On September 30, 2010, the U.S. Department of Labor released its Strategic Plan for Fiscal Years 2011 – 2016. Among the goals listed by Labor Secretary Hilda Solis is to identify and deter the misclassification of employees as independent contractors. The Strategic Plan states in part as follows:
WHD will be a key partner in a joint Department of Treasury-Department of Labor initiative to detect and deter the misclassification of employees as independent contractors and to strengthen and coordinate federal and state efforts to enforce labor law violations arising from misclassification. Individuals wrongly classified as independent contractors are denied access to critical benefits and protections – such as family and medical leave, overtime, minimum wage and unemployment insurance – to which they may be entitled as regular employees. Employee misclassification also generates substantial losses to the Treasury and the Social Security, Medicare, and Unemployment Insurance Trust Funds. In its last comprehensive estimate of the scope of the misclassification problem for tax year 1984, the Internal Revenue Service estimated that 15 percent of all employers misclassified a total of 3.4 million employees as independent contractors, resulting in an estimated annual revenue loss of $1.6 billion in 1984 dollars ($3.4 billion in 2010 dollars). (Click “More” for “Commentary” below)
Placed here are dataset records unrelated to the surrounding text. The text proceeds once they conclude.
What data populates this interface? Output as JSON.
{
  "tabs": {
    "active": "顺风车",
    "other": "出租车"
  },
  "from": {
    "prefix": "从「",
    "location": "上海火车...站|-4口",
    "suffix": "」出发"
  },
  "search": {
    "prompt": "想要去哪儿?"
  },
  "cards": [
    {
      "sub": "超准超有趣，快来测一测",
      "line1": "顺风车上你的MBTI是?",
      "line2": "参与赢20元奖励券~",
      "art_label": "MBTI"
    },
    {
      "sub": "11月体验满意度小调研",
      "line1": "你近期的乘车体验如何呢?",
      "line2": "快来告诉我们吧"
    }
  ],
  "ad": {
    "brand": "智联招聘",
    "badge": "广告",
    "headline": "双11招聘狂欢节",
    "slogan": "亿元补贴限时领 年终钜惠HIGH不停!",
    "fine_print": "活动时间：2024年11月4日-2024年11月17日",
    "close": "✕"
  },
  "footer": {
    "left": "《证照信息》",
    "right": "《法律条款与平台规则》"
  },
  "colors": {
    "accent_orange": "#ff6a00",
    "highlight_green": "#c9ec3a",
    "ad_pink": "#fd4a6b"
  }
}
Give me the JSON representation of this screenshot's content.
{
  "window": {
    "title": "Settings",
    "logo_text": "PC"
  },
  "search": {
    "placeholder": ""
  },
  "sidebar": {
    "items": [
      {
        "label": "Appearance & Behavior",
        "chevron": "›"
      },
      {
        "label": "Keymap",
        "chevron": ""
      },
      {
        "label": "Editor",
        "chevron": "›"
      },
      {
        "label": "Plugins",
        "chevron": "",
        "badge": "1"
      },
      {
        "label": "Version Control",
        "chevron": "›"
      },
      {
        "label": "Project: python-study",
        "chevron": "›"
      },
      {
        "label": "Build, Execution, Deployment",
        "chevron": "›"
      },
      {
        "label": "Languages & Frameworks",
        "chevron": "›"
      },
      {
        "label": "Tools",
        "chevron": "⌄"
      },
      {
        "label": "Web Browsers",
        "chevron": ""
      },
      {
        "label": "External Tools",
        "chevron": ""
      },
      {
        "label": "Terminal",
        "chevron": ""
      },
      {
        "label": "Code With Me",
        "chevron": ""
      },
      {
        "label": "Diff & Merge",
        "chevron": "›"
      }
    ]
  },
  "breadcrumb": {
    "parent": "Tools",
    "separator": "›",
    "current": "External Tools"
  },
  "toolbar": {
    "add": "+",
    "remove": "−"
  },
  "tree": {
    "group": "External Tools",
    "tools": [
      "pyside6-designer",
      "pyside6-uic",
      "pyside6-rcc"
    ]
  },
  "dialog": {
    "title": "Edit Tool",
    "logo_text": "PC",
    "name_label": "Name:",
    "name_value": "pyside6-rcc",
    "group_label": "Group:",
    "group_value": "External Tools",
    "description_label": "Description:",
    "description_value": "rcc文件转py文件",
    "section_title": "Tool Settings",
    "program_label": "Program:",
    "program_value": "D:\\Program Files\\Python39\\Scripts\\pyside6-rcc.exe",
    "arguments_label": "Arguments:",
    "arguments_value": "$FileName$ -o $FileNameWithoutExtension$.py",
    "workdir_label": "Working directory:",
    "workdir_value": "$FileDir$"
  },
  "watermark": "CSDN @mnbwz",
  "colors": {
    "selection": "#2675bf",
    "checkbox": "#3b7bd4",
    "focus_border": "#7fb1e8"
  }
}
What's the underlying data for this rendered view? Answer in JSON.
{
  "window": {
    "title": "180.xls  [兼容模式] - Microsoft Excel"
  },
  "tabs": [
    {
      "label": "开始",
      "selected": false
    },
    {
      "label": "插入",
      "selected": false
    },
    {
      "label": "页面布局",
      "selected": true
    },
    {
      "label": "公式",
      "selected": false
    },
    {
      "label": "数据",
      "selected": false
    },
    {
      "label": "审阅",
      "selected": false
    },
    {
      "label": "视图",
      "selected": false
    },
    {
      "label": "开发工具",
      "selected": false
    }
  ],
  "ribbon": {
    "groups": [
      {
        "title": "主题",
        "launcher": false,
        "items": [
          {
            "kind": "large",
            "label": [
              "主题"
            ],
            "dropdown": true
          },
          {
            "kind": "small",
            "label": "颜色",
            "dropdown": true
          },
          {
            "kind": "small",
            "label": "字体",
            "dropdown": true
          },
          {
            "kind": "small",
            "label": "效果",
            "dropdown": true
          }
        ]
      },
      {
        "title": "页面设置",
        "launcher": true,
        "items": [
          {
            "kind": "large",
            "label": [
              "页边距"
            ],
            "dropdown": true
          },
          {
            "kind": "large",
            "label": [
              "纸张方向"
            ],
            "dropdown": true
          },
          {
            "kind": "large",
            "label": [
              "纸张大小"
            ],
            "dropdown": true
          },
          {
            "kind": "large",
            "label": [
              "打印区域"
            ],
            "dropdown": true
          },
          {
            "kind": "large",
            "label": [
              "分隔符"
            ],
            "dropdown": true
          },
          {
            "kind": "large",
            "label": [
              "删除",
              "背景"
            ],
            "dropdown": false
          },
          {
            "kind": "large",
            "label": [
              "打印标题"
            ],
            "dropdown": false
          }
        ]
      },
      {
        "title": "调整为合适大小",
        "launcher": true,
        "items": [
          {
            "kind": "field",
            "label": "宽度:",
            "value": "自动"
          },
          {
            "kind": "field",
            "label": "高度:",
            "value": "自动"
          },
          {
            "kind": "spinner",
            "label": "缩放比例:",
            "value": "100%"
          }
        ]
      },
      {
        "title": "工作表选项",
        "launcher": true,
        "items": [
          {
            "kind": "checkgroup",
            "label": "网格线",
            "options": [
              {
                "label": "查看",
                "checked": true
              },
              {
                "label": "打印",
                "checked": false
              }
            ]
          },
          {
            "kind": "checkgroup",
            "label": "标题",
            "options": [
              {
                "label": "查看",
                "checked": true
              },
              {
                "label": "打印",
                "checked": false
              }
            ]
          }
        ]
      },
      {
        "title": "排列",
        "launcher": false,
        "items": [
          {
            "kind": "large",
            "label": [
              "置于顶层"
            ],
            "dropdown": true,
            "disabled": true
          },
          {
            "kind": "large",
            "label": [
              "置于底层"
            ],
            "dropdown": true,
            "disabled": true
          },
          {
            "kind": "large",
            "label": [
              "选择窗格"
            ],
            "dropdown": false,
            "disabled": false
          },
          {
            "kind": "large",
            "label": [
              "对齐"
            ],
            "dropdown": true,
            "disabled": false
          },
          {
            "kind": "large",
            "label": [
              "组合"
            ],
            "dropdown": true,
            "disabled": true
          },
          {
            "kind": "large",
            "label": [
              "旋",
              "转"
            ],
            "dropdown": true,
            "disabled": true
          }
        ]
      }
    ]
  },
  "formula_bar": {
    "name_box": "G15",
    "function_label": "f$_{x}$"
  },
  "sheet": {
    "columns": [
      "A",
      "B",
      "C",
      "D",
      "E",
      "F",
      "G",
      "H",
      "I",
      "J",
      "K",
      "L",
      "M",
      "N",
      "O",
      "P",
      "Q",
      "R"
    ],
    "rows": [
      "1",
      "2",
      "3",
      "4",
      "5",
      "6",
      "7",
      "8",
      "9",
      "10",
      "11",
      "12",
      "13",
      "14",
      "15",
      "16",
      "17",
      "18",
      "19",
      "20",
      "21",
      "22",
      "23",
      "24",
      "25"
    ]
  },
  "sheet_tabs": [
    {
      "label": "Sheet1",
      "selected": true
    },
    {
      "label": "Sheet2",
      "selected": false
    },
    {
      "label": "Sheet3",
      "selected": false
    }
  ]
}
Commentary: The commitment of the U.S. Department of Labor to detect and deter misclassification is unwavering, and it has the resources allocated to it in the Budget by the Obama Administration to make substantial inroads, on its own and together with the Treasury Department, in curtailing and penalizing misclassification. Meanwhile, many state Labor Departments and state Attorneys General have taken increasingly aggressive steps to detect and deter misclassification.
In an unusual twist, it appears that the federal government is actually following in the footsteps of state governments when it comes to misclassification. Indeed, before becoming the Solicitor of Labor in the U.S. Department of Labor, M. Patricia Smith was the leader of the New York State Joint Employment Taskforce on Misclassification, while serving as Commission of Labor in New York.
Should Congress not proceed quickly enough in passing the two pending misclassification bills jointly introduced in the House and Senate this year (the Employee Misclassification Prevention Act and the Fair Playing Field Act of 2010), it is likely that, in the short term, even more states will pass new or more stringent laws cracking down on misclassification.
Meanwhile, many state Unemployment offices are beginning to question more and more businesses about misclassification of workers being treated by employers as independent contractors. And where state Unemployment offices determine that workers have been misclassified, they are now sharing such information with the IRS in over 30 states under the November 2007 Questionable Employment Tax Practice (QETP) initiative. Under that program, state employment officials have agreed to share information about misclassification with the IRS, and vice-versa, pursuant to individual information-sharing agreements between the IRS and the 30+ states that have now signed on with the IRS.